The MEC2_T2 study, conducted from 2013 to 2016, included Singaporean citizens and permanent residents aged 21 to 75 from the 3 major Asian ethnic groups: Chinese, Indian, and Malay.28 The participants were recruited at baseline between 2011 and 2015 and were invited for a follow-up visit between 2016 to 2020. Sociodemographic factors, personal medical history, lifestyle factors, and body composition assessments have been previously detailed in Lee et al.29 From the initial cohort of 19,269 participants surveyed, we excluded participants with missing data on anthropometric measurements (n = 5,232), income information (n = 1,655), and dietary intake (n = 4); we also excluded those who did not report an asthma diagnosis (n = 25). A final sample of 12,353 participants from MEC2_T2 (mean ± SD age, 49.1 ± 13.3 years) was included in the current analysis (Fig E1).

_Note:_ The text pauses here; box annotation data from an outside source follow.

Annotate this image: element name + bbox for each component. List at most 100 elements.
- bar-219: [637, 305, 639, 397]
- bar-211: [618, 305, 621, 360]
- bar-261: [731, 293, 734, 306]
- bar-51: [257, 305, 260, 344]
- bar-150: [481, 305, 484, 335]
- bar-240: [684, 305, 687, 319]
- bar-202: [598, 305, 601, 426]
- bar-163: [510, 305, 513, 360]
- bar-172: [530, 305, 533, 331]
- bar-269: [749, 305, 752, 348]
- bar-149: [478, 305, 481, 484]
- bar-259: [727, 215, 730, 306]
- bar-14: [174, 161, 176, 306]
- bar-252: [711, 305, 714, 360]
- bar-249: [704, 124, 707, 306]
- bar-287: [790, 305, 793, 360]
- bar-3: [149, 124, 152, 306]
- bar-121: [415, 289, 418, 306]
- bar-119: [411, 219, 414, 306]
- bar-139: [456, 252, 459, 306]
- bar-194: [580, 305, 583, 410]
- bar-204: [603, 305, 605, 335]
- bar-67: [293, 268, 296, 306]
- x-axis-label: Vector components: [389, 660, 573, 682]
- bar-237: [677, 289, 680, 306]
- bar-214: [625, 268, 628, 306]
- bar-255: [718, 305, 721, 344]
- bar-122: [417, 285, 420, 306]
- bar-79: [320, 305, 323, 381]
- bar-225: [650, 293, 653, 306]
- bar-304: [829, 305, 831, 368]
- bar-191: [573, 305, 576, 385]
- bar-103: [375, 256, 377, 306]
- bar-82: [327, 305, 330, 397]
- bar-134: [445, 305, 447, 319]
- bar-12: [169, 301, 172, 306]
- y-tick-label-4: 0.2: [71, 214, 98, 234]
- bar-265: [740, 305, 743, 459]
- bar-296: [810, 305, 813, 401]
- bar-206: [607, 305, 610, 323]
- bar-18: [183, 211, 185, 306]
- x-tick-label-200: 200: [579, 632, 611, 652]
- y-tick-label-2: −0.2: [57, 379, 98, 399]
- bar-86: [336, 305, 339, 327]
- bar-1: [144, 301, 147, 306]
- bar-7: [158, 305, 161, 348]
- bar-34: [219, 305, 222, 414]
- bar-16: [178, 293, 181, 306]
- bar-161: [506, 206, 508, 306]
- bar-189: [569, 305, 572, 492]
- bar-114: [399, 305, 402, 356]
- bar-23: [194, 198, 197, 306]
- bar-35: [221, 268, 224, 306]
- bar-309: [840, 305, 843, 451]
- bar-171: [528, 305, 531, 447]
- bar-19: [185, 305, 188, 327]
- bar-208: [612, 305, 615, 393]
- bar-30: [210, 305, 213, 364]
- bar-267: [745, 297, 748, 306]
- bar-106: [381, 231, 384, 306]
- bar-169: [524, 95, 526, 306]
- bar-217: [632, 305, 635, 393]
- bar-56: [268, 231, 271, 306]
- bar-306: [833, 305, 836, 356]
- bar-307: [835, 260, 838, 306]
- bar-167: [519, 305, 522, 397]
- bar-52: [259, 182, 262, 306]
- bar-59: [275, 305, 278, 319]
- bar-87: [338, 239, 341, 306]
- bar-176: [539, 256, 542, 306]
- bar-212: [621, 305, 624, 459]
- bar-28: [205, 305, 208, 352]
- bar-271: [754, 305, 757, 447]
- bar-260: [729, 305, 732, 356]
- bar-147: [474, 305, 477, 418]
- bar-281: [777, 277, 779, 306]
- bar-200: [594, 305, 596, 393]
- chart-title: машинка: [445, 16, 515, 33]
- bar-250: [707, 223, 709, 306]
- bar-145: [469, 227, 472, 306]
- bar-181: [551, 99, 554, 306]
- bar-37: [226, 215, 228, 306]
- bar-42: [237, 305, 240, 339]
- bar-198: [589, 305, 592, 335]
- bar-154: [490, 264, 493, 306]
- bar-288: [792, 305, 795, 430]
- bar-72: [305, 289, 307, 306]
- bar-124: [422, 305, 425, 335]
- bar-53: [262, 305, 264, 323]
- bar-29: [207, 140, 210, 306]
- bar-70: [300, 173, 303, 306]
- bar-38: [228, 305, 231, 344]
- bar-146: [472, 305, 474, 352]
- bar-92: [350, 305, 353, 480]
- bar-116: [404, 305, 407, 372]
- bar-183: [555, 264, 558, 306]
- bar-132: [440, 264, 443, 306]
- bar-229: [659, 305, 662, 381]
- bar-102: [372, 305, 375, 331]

Ethics approval and consent
This study was conducted in accordance with the principles of the Declaration of Helsinki and Good Clinical Practices, and in compliance with local regulatory requirements. The Singapore cohort of SMCGES was conducted on the National University of Singapore campus annually between 2005 and 2022, under the approval of the institutional review board (approvals NUS-07-023, NUS-09-256, NUS-10-445, NUS-13-075, NUS-14-150, and NUS-18-036) and by the Helsinki Declaration. Before data collection, all participants or their guardians signed an informed consent form. The MEC2_T2 study was conducted under the approval of the institutional review board (approval NUS-LB-16-125). Our study was approved by the institutional review board (approval NUS-IRB-2023-700).
Defining asthma outcomes
In the SMCGES cohort, asthma data were collected using validated ISAAC guidelines suitable for both children and adults, defining “ever asthma” as doctor-diagnosed asthma verified by the specific question, “Have you ever had asthma?” A doctor’s diagnosis, guided by Global Initiative for Asthma standards, ensures accurate assessment through medical history, physical examination, and standardized criteria, reducing misclassification and ensuring consistency across cases.30^,^31 Among the 12,172 participants, 2,394 (19.7%) were identified to have asthma. Participants who did not affirm doctor-diagnosed asthma were classified as nonasthma controls (n = 9,778, 80.3%), serving as the reference group in the subsequent logistic regression analysis. Of the 2,394 asthma cases, recent attacks were assessed by the question, “In the past 12 months, how often, on average, have you experienced asthma attacks during the day or night?” Those who responded “not at all” (n = 1,944 , 81.2%) were classified as experiencing no attacks, while all other responses (“less frequently than monthly,” “1-3 times a month,” “1-3 times a week,” “4-6 times a week,” or “every day”) were classified as experiencing attacks (n = 450, 18.8%). Similarly, recent inhaler requirement was assessed among patients with asthma using the question, “In the past 12 months, how many times on average have you used your inhaler?” Participants who responded “never” were categorized as having no inhaler requirement (n = 2,335, 97.5%), while all other affirmative responses were categorized as requiring inhalers (n = 59, 2.5%) (Fig E1). These phenotypes were included as clinically relevant indicators of recent asthma activity and management practices, consistent with established population-based respiratory research.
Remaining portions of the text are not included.